OPIOID painkiller prescriptions in England have fallen by 8 per cent in the last three years according to NHS data released with publication of a new action plan to “crack down” on the overuse of potentially-addictive medicines.
The new framework for local health and care providers aims to further reduce “inappropriate prescribing of high-strength painkillers and other addiction-causing medicines, like opioids and benzodiazepines, where they may no longer be the most clinically appropriate treatment for patients – and in some cases can become harmful without intervention”.
NHS England intends for the plan to support GPs and clinical pharmacists in providing patients with a “personalised review of their medicines" and making shared decisions about whether a change in treatment is needed. This would include moving patients away from potentially-addictive prescribed drugs, especially in cases where clinical benefit decreases.
A review in in 2017/18 found that one in four adults in England were prescribed benzodiazepines, z-drugs, gabapentinoids, opioids for chronic non-cancer pain or antidepressants. NHS England says that latest data now show that in under three years the number of opioid painkillers prescribed has fallen by 8 per cent, which it estimates has saved nearly 350 lives and prevented more than 2,100 incidents of patient harm.
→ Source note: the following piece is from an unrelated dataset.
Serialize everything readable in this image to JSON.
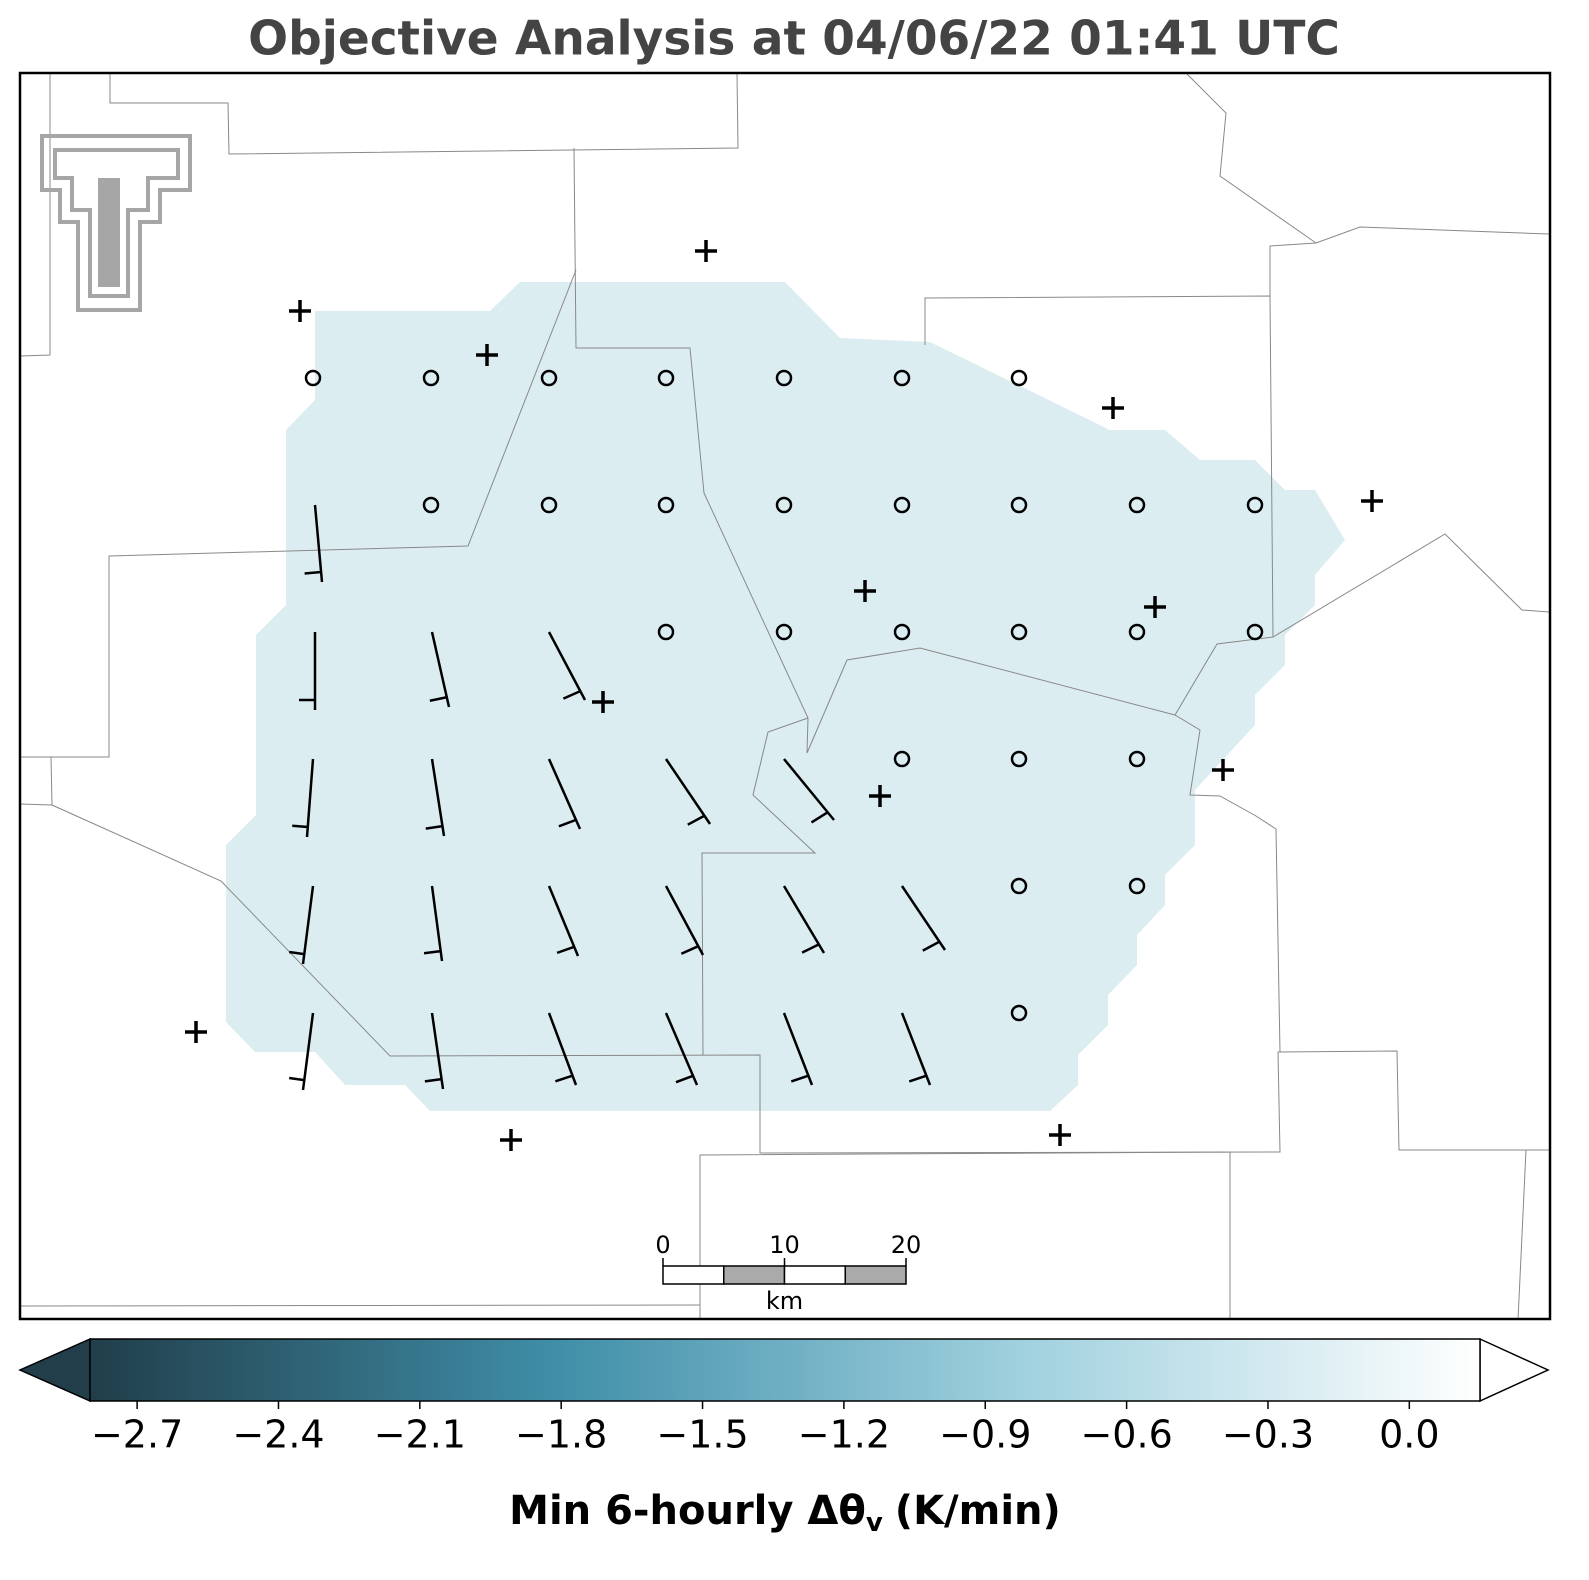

The numbers of benzodiazepines and sleeping pills (z-drugs) prescribed in England has also fallen by 170,000 (13.9 per cent) and 95,000 (10.2 per cent) respectively since the NHS
Professor Sir Stephen Powis, National Medical Director for NHS England said: “We know that patients who require prescriptions for potentially addictive drugs can become dependent and struggle with withdrawal, and this new action plan helps NHS services to continue positive work in this space having already slashed opioid prescriptions by almost half a million over the last four years.
“The plan gives clear guidance to support patients who no longer need these drugs to provide them with routine medicine reviews and move them on to other, alternative therapies where appropriate, saving both lives and taxpayer money in the process.”
Dr Emily Finch, Chair of the Addictions Faculty at the Royal College of Psychiatrists, said: “We know high-strength painkillers and other addiction-causing medicines have the potential to be harmful if patients become dependent on them for a long period of time.
“While antidepressants do not share the addictive properties of known dependence-producing drugs, such as benzodiazepines, it is best to stop them slowly as they can cause both withdrawal symptoms. Clinicians treating someone who is taking antidepressants should regularly review whether they are still providing benefits or might no longer be needed.
“However, it is vitally important that no one suddenly stops taking any medication. If you are worried about your prescription, including any effects on your health, speak to your doctor who can provide advice.”